I was quite nervous today because Sophia, Mia, Katy and I were ready to present our chamber-pot-on-my-head scene again, and it’s ‘yes or no for the show’ time. But Philippe wanted to see new scenes (ones he’d never seen before) first, and so we didn’t even get the chance to get up. Why was I nervous? Because I care about the work we’ve done, and I don’t want it to be binned. And I want to be in the show. But actually, wanting to be in the show isn’t going to help me much. It’s a given. But I don’t need to dwell on it. And I’m really happy with the work I’ve done in this workshop, so I’m going to try and just go with the flow.
~
Vicky and Steph presented a mother/daughter scene from A Flea in her Ear. Vicky was good - alive and fun, but Steph didn’t show herself. She didn’t present herself with fun and life. “This scene is in the bin. Always. I do not want to see it again...it’s a pity because I liked the monster [Vicky].”
~
Mike and Akron presented the scene in which Bouzin has to give his pants away.
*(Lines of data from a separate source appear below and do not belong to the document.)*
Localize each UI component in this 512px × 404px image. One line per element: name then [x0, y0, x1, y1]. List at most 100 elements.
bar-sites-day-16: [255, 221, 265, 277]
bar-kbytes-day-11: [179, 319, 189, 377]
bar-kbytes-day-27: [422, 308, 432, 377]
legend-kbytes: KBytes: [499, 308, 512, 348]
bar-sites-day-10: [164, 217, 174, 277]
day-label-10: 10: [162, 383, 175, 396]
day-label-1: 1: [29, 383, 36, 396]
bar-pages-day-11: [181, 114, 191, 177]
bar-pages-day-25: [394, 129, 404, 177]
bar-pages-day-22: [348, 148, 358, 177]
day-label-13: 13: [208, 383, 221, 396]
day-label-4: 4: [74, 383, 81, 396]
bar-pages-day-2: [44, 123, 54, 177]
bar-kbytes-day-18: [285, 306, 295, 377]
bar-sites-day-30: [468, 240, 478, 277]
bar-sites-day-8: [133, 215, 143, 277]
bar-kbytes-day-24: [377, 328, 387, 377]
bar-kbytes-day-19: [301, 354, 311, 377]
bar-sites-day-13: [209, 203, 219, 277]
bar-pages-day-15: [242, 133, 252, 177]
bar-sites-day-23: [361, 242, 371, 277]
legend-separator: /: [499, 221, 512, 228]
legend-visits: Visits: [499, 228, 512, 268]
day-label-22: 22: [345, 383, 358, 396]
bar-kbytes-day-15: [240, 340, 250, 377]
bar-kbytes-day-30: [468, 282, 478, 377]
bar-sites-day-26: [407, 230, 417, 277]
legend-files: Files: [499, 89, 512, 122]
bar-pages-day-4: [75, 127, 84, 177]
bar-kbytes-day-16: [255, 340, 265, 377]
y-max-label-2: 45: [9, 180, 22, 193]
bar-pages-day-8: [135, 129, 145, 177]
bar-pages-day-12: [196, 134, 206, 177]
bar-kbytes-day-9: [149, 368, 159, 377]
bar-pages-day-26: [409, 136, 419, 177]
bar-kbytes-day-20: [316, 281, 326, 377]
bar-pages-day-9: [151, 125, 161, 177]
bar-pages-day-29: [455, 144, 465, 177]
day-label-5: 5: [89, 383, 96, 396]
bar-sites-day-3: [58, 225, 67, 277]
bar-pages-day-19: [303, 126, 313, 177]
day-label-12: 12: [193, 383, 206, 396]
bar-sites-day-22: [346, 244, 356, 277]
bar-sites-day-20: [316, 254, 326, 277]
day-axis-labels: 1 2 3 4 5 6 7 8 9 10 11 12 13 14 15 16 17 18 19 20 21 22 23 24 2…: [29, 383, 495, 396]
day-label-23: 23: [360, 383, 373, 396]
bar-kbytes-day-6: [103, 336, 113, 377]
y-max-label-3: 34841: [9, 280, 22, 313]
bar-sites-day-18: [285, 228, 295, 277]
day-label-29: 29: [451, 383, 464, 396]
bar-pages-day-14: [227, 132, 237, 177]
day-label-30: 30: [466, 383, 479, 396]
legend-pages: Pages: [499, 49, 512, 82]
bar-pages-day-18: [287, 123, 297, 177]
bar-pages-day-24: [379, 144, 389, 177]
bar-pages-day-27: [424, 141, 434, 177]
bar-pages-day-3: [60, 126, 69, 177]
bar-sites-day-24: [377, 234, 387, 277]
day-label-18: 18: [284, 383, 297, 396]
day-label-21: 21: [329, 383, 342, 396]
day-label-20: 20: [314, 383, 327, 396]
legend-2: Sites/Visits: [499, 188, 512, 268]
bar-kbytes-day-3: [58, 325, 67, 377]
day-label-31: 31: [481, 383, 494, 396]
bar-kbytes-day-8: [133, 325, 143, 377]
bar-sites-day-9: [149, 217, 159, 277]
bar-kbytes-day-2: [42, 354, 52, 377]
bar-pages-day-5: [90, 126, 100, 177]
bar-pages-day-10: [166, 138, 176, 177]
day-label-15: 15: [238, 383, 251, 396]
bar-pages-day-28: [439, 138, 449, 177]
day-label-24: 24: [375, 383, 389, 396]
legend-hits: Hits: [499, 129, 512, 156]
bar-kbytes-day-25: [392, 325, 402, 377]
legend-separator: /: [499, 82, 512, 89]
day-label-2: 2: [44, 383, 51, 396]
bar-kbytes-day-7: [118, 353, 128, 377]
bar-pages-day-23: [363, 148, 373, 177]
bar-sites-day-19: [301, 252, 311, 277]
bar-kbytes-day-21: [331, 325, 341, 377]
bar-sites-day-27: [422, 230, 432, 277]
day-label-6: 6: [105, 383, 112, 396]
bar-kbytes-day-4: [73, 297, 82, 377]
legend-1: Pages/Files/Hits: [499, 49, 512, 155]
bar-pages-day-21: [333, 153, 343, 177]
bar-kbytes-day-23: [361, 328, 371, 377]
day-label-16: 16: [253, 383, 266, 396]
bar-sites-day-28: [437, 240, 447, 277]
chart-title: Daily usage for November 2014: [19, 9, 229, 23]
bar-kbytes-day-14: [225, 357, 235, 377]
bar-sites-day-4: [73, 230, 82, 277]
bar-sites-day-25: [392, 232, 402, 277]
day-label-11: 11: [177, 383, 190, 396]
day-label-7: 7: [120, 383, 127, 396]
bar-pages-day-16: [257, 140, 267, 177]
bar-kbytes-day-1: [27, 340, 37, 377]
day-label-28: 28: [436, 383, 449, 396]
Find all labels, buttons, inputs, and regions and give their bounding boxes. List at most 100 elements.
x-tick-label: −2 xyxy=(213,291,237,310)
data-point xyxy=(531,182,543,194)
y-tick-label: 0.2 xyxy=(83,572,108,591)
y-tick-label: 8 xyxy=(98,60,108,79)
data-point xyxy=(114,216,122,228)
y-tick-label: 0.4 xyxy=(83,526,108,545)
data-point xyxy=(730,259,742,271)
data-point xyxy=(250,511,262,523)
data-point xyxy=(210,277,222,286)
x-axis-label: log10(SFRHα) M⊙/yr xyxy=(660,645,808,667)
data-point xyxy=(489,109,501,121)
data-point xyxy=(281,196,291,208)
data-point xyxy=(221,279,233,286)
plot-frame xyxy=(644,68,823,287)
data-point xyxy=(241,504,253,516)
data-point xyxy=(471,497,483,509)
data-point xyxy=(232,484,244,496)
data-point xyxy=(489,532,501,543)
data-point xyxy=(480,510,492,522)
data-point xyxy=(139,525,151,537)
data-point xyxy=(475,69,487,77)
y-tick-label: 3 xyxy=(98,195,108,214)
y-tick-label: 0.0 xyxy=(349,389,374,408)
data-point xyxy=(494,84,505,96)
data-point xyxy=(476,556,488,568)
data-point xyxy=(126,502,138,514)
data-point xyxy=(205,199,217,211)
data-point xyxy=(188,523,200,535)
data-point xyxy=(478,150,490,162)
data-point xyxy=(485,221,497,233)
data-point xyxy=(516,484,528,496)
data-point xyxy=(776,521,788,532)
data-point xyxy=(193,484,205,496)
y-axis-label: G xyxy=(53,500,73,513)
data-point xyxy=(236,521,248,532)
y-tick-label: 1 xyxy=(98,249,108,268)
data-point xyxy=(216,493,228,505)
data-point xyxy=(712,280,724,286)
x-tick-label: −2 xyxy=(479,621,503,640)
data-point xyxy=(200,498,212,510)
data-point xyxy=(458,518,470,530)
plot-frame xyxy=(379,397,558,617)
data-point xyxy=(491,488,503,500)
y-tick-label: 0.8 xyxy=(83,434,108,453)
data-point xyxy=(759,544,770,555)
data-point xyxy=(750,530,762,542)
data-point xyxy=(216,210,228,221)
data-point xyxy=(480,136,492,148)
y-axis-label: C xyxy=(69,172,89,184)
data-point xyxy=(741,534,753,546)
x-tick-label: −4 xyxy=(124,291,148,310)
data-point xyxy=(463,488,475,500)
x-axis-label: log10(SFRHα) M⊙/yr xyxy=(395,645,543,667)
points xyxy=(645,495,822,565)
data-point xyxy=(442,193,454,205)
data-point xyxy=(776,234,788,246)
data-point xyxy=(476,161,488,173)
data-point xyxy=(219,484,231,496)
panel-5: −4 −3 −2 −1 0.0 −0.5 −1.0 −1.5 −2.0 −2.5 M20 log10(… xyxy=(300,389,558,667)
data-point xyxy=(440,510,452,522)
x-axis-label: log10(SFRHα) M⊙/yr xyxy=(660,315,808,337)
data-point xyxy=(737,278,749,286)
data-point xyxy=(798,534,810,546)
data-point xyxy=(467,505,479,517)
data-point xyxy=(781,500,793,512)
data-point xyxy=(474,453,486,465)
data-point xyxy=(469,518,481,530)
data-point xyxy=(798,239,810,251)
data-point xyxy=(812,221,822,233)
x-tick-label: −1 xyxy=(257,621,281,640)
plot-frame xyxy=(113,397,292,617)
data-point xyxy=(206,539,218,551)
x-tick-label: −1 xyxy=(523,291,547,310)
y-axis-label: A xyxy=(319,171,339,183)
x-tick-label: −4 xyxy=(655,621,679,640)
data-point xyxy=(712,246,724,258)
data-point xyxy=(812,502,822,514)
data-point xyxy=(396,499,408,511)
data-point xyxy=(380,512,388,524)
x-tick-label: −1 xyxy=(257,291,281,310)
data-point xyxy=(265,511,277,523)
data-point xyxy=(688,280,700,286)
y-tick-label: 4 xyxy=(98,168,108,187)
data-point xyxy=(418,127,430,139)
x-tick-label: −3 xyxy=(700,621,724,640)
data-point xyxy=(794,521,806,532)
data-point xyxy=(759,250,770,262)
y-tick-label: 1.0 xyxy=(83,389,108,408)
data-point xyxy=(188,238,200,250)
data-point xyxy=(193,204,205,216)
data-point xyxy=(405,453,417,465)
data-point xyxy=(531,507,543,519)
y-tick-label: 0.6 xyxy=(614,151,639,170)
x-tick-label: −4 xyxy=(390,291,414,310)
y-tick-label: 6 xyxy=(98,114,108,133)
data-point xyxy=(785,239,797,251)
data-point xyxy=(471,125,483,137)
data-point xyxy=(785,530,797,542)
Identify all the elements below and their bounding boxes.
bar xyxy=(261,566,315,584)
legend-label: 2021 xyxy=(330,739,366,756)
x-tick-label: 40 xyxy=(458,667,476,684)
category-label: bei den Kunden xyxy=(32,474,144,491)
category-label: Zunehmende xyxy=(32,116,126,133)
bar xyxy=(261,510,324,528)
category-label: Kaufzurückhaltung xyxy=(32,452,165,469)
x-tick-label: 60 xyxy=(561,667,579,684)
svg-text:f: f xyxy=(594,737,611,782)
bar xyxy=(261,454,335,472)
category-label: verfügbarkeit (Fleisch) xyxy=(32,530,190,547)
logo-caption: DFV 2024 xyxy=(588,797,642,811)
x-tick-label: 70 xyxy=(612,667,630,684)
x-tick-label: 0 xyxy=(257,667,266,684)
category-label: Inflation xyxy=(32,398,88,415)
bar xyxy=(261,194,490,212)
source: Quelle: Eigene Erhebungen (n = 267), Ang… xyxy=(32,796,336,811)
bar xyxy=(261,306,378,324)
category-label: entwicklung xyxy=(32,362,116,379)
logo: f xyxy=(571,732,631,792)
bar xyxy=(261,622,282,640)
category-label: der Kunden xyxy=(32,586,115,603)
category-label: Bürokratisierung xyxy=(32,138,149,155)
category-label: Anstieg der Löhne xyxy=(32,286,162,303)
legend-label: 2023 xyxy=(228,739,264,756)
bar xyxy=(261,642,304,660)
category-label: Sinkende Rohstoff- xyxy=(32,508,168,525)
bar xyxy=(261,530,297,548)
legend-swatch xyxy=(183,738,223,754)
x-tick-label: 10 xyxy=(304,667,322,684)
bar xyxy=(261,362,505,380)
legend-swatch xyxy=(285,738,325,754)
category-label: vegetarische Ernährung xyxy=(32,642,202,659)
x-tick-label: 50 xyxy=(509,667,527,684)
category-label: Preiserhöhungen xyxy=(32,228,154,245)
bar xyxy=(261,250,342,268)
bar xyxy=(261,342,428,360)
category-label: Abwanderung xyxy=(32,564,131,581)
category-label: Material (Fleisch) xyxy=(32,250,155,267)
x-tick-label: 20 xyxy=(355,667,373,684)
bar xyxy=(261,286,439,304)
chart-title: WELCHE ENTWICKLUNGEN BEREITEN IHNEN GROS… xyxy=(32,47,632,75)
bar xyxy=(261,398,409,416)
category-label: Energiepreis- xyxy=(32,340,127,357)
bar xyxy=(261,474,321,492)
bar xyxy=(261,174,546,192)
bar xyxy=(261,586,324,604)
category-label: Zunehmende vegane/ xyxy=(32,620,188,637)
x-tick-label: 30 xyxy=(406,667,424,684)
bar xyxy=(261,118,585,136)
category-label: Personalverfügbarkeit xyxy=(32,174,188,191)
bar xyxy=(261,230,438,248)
Akron was okay (he’s finally starting to come out of his shell a bit) but Mike was bad. “No no no. Impossible to present it again. Forbidden.”
Philippe said the scene is funny if we look at the guy who has no pants and we think he will ask Bouzin for his...and then he does. “But today...nothing.”
~
Duncan presented some text of which the first half was something modern (I don’t know what) and the second half was Macbeth. Philippe worked with him for a long time. Playing in a bureaucratic kind of way, with white face, whilst playing cards. Speaking in a neutral tone, like a weather forecast.
He also got Duncan dressed in a straight jacket, and tied with rope held by a guardian - as if he was in a mental hospital. Speaking as if his body is here, but his mind is far far way. Somewhere else.
“The text is really dramatic so if you put more sauce...[it becomes too much]...but if the way you say is neutral we hear much better.”
I asked Philippe about playing against the text, about playing the opposite. But he denied doing either. “I try to find a beautiful colour of the text with the pleasure of the actor. It’s not opposite.” Sophia asked “should we play the image?” , i.e. play how we look, and he said “the image is enough.”
He spoke about how image, text, and actors all do different things. And they are not the same. Music has it’s life. Set has it’s life. “The director has to give life to many things.” To help us dream for all these different elements, and “all the dreams don’t go to the same place.”
Asked why he goes in different ways with different actors he replied: “The play could go to this way with this actor. But with another actor the play could go another way. It depends on the poetry of the actor.”
~
Lee also showed a monologue from a play called Rhinoceros by Unesco. A wee way in Philippe got Lee to say “I speak too much and I don’t show the humanity of the character.”
“We don’t see your humanity. We see bla bla bla.”
“We don’t dream around the character because we hear too many words.”
~
Philippe spoke a little at the end of class about rejecting the past and going in your own way.
“It’s always good to shit on a rose...I don’t want to understand like my father. I want to understand like me.”